Dünya güçlü ve korkunç bir ırkçılık dalgasının etkisinde. Bu dalgayı yaratanlar ve kullanmak isteyenler açık olarak ırkçı olduklarını söyleyemedikleri için çoğunlukla göçten söz ediyor ve göçmenlerin birer düşman olduklarını iddia ediyorlar. Salı günü ABD’de gerçekleşecek olan başkanlık seçiminde de ırkçılık başrolde. Bunu anlamak için Donald Trump’un seçim kampanyasının New York’taki son mitingine bakmak yeterli.
Miting boyunca yapılan konuşmaların hemen hepsi, öfke ve kin içeriyordu. Trump, daha önce de yaptığı gibi “içerideki düşmanla” savaştığını ve seçilir seçilmez, “ABD tarihinin en büyük sınır dışı etme programını” başlatacağını söyledi. Trump açık açık, “Ben ırkçıyım!” veya “Beyazlar üstündür!” demedi. Onun söyleyemediklerini diğer konuşmacılar söylediler. Konuşmacı olarak seçilen kişilerin birer saldırı aracı olarak kullanıldıkları ortadaydı.
Yaklaşık 15 yıl boyunca sağcı medyanın en saldırgan kanalında çalışan ve bu kanalın en bilinen yüzü olan Tucker Carlson yine görevini yaptı ve Demokrat Parti Başkan Adayı Kamala Harris’in etnik kimliğiyle dalga geçti. Bir radyo sunucusu, daha önceki Demokrat Parti adaylarından Hillary Clinton için “piç” dedi. Pek tanınmayan bir komedyen, ABD sömürgesi olan Porto Riko’yu “çöp adası” olarak tanımlayarak tüm Porto Rikoluları karaladı.

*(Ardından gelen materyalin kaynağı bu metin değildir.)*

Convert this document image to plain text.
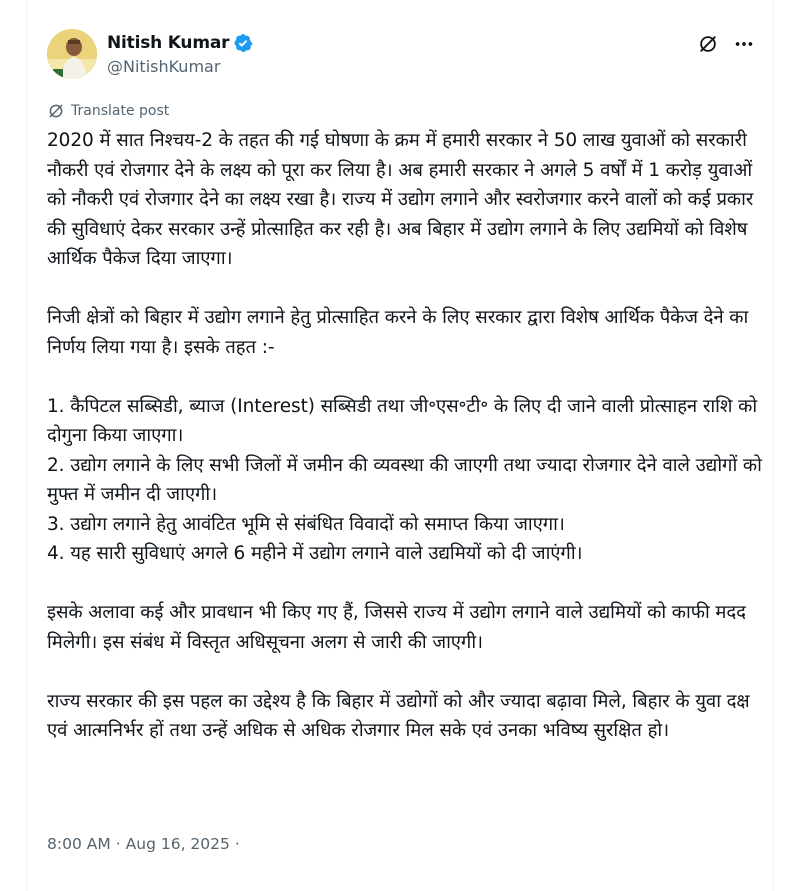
Nitish Kumar
@NitishKumar
Translate post

2020 में सात निश्चय-2 के तहत की गई घोषणा के क्रम में हमारी सरकार ने 50 लाख युवाओं को सरकारी नौकरी एवं रोजगार देने के लक्ष्य को पूरा कर लिया है। अब हमारी सरकार ने अगले 5 वर्षों में 1 करोड़ युवाओं को नौकरी एवं रोजगार देने का लक्ष्य रखा है। राज्य में उद्योग लगाने और स्वरोजगार करने वालों को कई प्रकार की सुविधाएं देकर सरकार उन्हें प्रोत्साहित कर रही है। अब बिहार में उद्योग लगाने के लिए उद्यमियों को विशेष आर्थिक पैकेज दिया जाएगा।

निजी क्षेत्रों को बिहार में उद्योग लगाने हेतु प्रोत्साहित करने के लिए सरकार द्वारा विशेष आर्थिक पैकेज देने का निर्णय लिया गया है। इसके तहत :-

1. कैपिटल सब्सिडी, ब्याज (Interest) सब्सिडी तथा जी॰एस॰टी॰ के लिए दी जाने वाली प्रोत्साहन राशि को दोगुना किया जाएगा।
2. उद्योग लगाने के लिए सभी जिलों में जमीन की व्यवस्था की जाएगी तथा ज्यादा रोजगार देने वाले उद्योगों को मुफ्त में जमीन दी जाएगी।
3. उद्योग लगाने हेतु आवंटित भूमि से संबंधित विवादों को समाप्त किया जाएगा।
4. यह सारी सुविधाएं अगले 6 महीने में उद्योग लगाने वाले उद्यमियों को दी जाएंगी।

इसके अलावा कई और प्रावधान भी किए गए हैं, जिससे राज्य में उद्योग लगाने वाले उद्यमियों को काफी मदद मिलेगी। इस संबंध में विस्तृत अधिसूचना अलग से जारी की जाएगी।

राज्य सरकार की इस पहल का उद्देश्य है कि बिहार में उद्योगों को और ज्यादा बढ़ावा मिले, बिहार के युवा दक्ष एवं आत्मनिर्भर हों तथा उन्हें अधिक से अधिक रोजगार मिल सके एवं उनका भविष्य सुरक्षित हो।

8:00 AM · Aug 16, 2025 ·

Sağcıların hiç doyamadıkları, “Değerlerimizi koruyoruz!” söylemi altında ABD’de ve Avrupa’da keskin bir dinci zihniyet yatıyor. Göçmen karşıtlığı kisvesindeki ırkçılığın dayanaklarından biri, dincilik. Trump mitinginde özel olarak düzenlendiği anlaşılan bir mizansen bu zihniyeti yansıtıyordu. Trump ile “ömür boyu arkadaş” olduğu söylenen ama gerçekte Trump ile birkaç hafta önce tanışmış 60 yaşındaki bir temizlik işçisi sahneye elinde haçla çıktı ve Kamala Harris için “deccal” ve “şeytan” dedi.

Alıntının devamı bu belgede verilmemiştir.